The certification I recently earned required the successful completion of two timed exams and a practical component. For the practical exam, I was given a hypothetical scenario in which my manager (Head of Data Science) gave me an assignment that was requested by another business leader (Product Manager). I was provided with instructions and a dataset to analyze, and had to provide a written report including code and output. Additionally, I recorded a presentation to give a high-level overview of my analysis and findings.
This repo contains my written report (.ipynb) and the corresponding dataset (.csv) and instructions (.pdf) from the practice practical exam. I am sharing this as a portfolio project for the purpose of demonstrating my Python and communication skills.
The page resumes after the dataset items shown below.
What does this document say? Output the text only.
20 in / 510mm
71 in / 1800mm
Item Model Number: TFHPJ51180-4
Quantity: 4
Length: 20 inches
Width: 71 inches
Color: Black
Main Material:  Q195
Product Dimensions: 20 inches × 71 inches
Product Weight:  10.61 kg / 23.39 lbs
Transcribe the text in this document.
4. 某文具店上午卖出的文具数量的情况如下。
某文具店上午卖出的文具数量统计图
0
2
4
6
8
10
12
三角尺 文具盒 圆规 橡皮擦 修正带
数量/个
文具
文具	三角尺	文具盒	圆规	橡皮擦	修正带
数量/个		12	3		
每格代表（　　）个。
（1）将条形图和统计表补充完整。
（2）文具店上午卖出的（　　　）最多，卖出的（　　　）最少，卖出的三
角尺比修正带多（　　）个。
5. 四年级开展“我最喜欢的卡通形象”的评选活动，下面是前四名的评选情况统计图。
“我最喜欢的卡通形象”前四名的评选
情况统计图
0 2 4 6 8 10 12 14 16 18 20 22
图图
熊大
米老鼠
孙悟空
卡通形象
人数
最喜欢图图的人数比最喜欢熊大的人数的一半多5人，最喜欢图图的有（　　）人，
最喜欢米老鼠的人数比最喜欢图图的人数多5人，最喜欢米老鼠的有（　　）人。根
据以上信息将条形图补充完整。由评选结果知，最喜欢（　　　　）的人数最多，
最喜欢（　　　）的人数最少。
- Editor: JupyterLab 4.0.11
- Python Version: 3.12.3
- Data Manipulation:
pandas
2.2.2numpy
1.26.4scipy
1.13.0
- Data Visualization:
matplotlib
3.8.4seaborn
0.13.2
- Machine Learning and Statistics:
scikit-learn
1.4.2statsmodels
0.14.2
- instructions.pdf: instructions provided by the certification organization
- toyota.csv: dataset provided by the certification organization
- kucharczyk_predicting_car_prices.ipynb: my written report including code and output
I performed exploratory data analysis, data preparation, and regression using Python to predict used car prices. K-fold cross-validation and grid search were used for model selection and hyperparameter tuning. The random forest model achieved a root-mean-squared error of 1210.38 GBP, R2 value of 0.96, and predicted 78% of prices within 10% of their actual values. The written report (.ipynb) provides all details relating to data exploration, preparation, analysis, and results.
The certification organization that provided the dataset and instructions can be found in the instructions (.pdf).